By not using the numerous opportunities to stay connected to the people, he has virtually cut himself off from them and created a gap, which is being fast filled by his detractors bent on demonizing him. By creating that gulf, he has left the work for his appointees to do. And who doesn’t know how shoddily they are doing that work? Probably, they are themselves apprehensive of their fate in the near future; hence, their rush to contest Parliamentary seats so that they can secure a foothold elsewhere if Election 2012 turns out to be disastrous for him. Obviously, public outcry against these appointees suggests that they don’t even have the confidence of the people to warrant their being entrusted with the responsibility of marketing President Mills.
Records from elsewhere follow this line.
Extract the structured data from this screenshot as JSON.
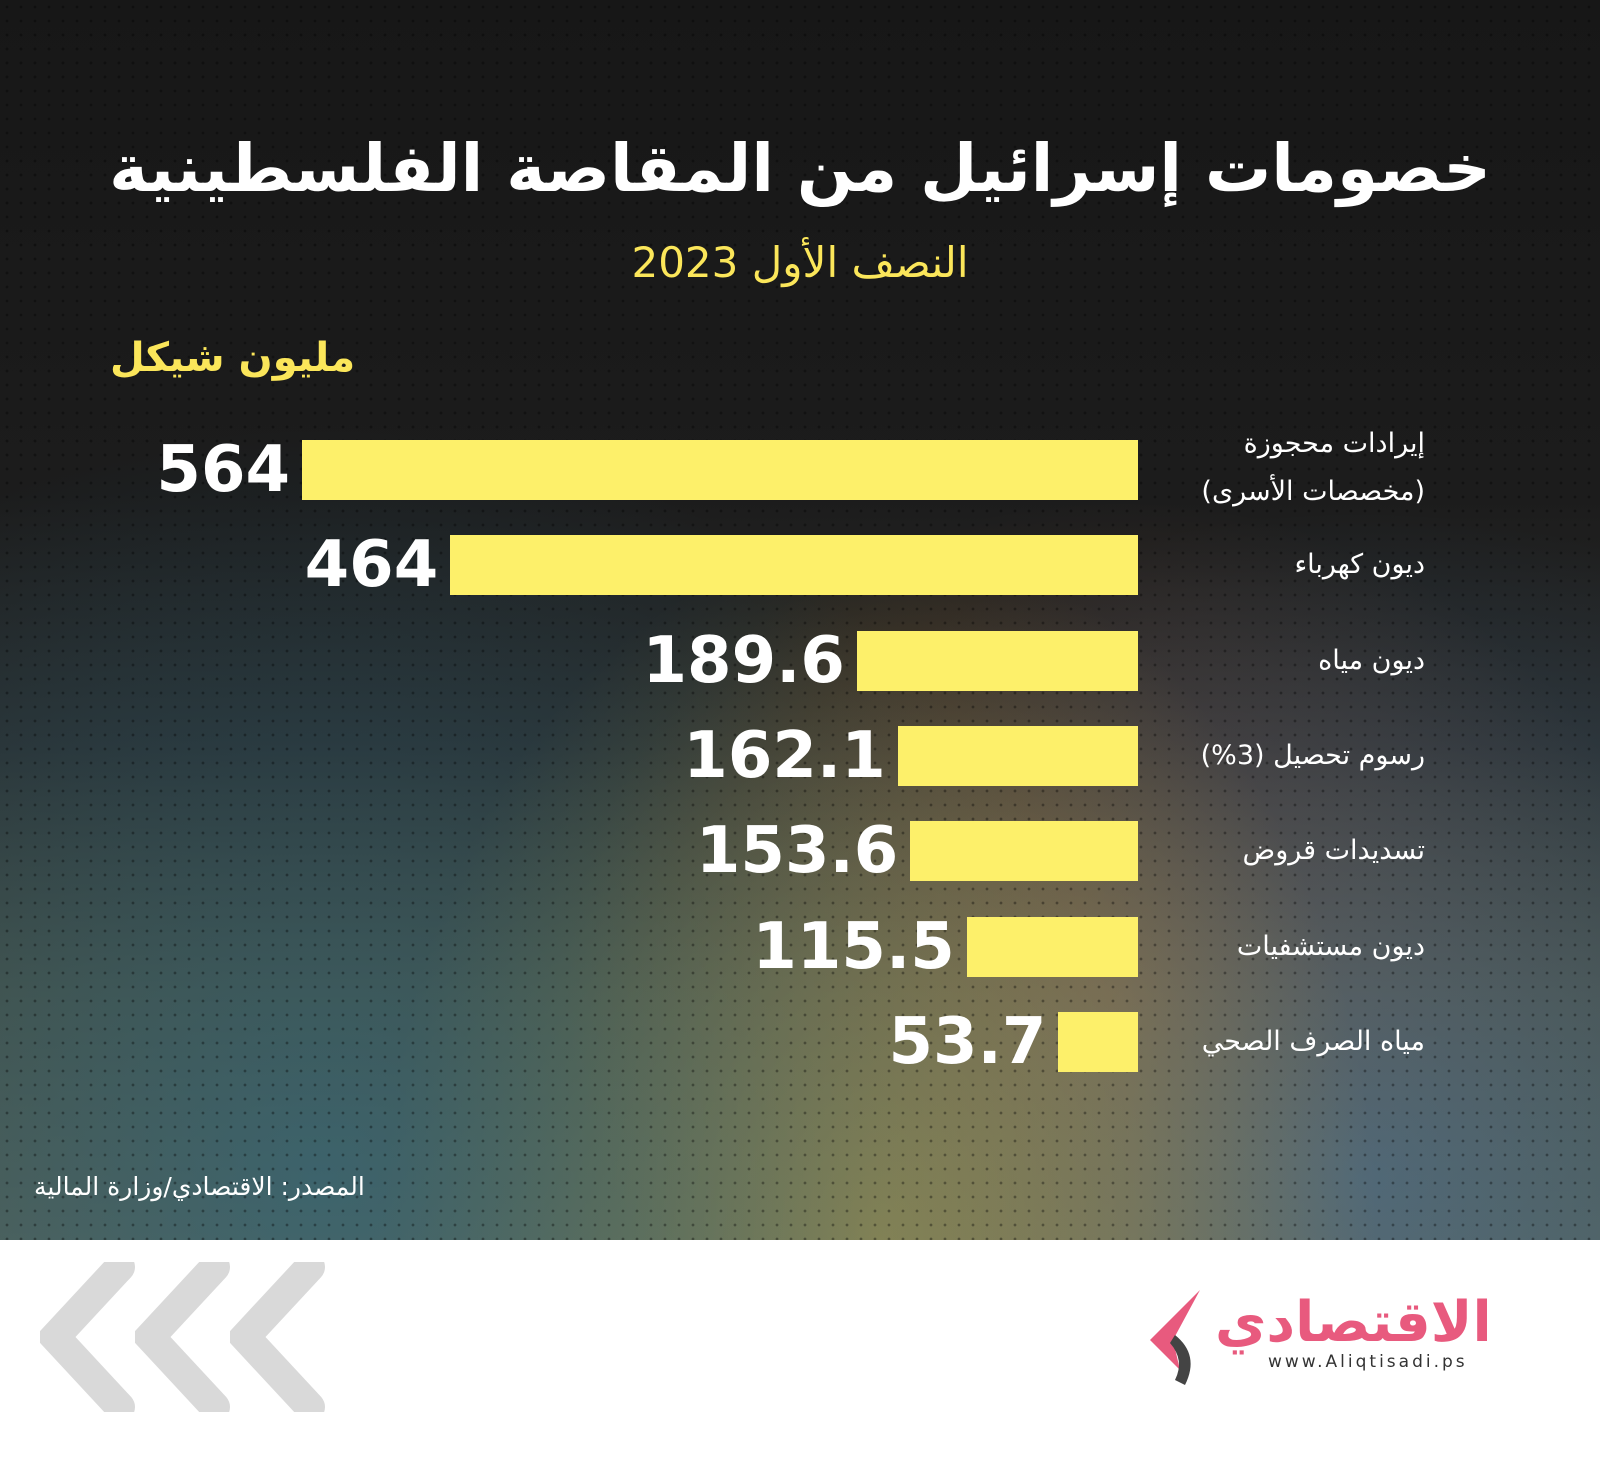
{
  "title": "خصومات إسرائيل من المقاصة الفلسطينية",
  "subtitle": "النصف الأول 2023",
  "source": "المصدر: الاقتصادي/وزارة المالية",
  "logo": {
    "name": "الاقتصادي",
    "url": "www.Aliqtisadi.ps"
  },
  "colors": {
    "bar": "#fdf06a",
    "accent": "#fbe65a",
    "brand": "#e85a7e"
  },
  "chart_data": {
    "type": "bar",
    "orientation": "horizontal",
    "title": "خصومات إسرائيل من المقاصة الفلسطينية",
    "subtitle": "النصف الأول 2023",
    "unit_label": "مليون شيكل",
    "categories": [
      "إيرادات محجوزة (مخصصات الأسرى)",
      "ديون كهرباء",
      "ديون مياه",
      "رسوم تحصيل (3%)",
      "تسديدات قروض",
      "ديون مستشفيات",
      "مياه الصرف الصحي"
    ],
    "value_labels": [
      "564",
      "464",
      "189.6",
      "162.1",
      "153.6",
      "115.5",
      "53.7"
    ],
    "values": [
      564,
      464,
      189.6,
      162.1,
      153.6,
      115.5,
      53.7
    ],
    "xlim": [
      0,
      564
    ],
    "grid": false
  }
}
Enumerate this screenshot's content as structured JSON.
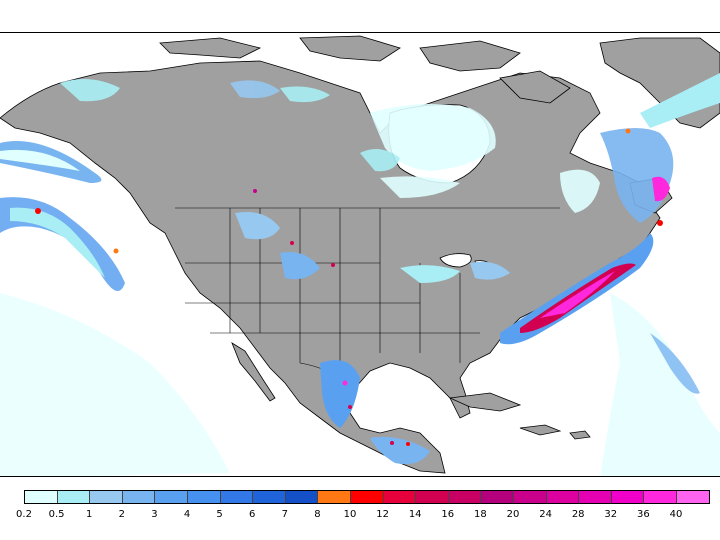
{
  "map": {
    "type": "precipitation-shaded-map",
    "region": "North America",
    "land_color": "#a0a0a0",
    "water_color": "#ffffff",
    "border_color": "#000000"
  },
  "legend": {
    "bins": [
      {
        "color": "#e0ffff"
      },
      {
        "color": "#a8eef4"
      },
      {
        "color": "#96c8f0"
      },
      {
        "color": "#78b4f0"
      },
      {
        "color": "#5aa0f0"
      },
      {
        "color": "#4690f0"
      },
      {
        "color": "#3278e6"
      },
      {
        "color": "#2064dc"
      },
      {
        "color": "#1450c8"
      },
      {
        "color": "#ff7814"
      },
      {
        "color": "#ff0000"
      },
      {
        "color": "#e6003c"
      },
      {
        "color": "#d20050"
      },
      {
        "color": "#c80064"
      },
      {
        "color": "#b4007d"
      },
      {
        "color": "#c8008c"
      },
      {
        "color": "#dc00a0"
      },
      {
        "color": "#e600b4"
      },
      {
        "color": "#f000c8"
      },
      {
        "color": "#ff28dc"
      },
      {
        "color": "#ff64f0"
      }
    ],
    "labels": [
      "0.2",
      "0.5",
      "1",
      "2",
      "3",
      "4",
      "5",
      "6",
      "7",
      "8",
      "10",
      "12",
      "14",
      "16",
      "18",
      "20",
      "24",
      "28",
      "32",
      "36",
      "40"
    ]
  }
}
From the look of things, then, President Mills doesn’t appear to know what awaits him. As he continues to bank his hopes on infrastructural development and the praise-singing circus by loud-mouthed sycophants seeking more opportunities for their bread to be heavily buttered, the electorate continue to chafe at several inadequacies of his government, not to mention the ever-worsening living conditions and failure to fulfill the 2008 electioneering campaign promises.
The main issues are piling up to scare him stiff as the electioneering campaigns heat up. Having already failed to fulfill earlier promises—and not being concerned enough to constantly reach out to the people to explain issues and seek forgiveness—what again will be his trump-card to play for Election 2012? Piling up more promises on unfulfilled ones? I can’t wait for that moment when he is confronted with the reality that he has not been smart enough to face or address all this while.
Even if his advisors fail to ring the alarm bell, can he not be up-and-doing at his own volition, knowing very well that it is his fate that will hang in the balance at election time? Surely, the bell is tolling for him, and the earlier he hears and responds to its call, the better prepared he will be to face the electorate. These problems can’t be brushed under the rug and will definitely haunt President Mills unless tackled now.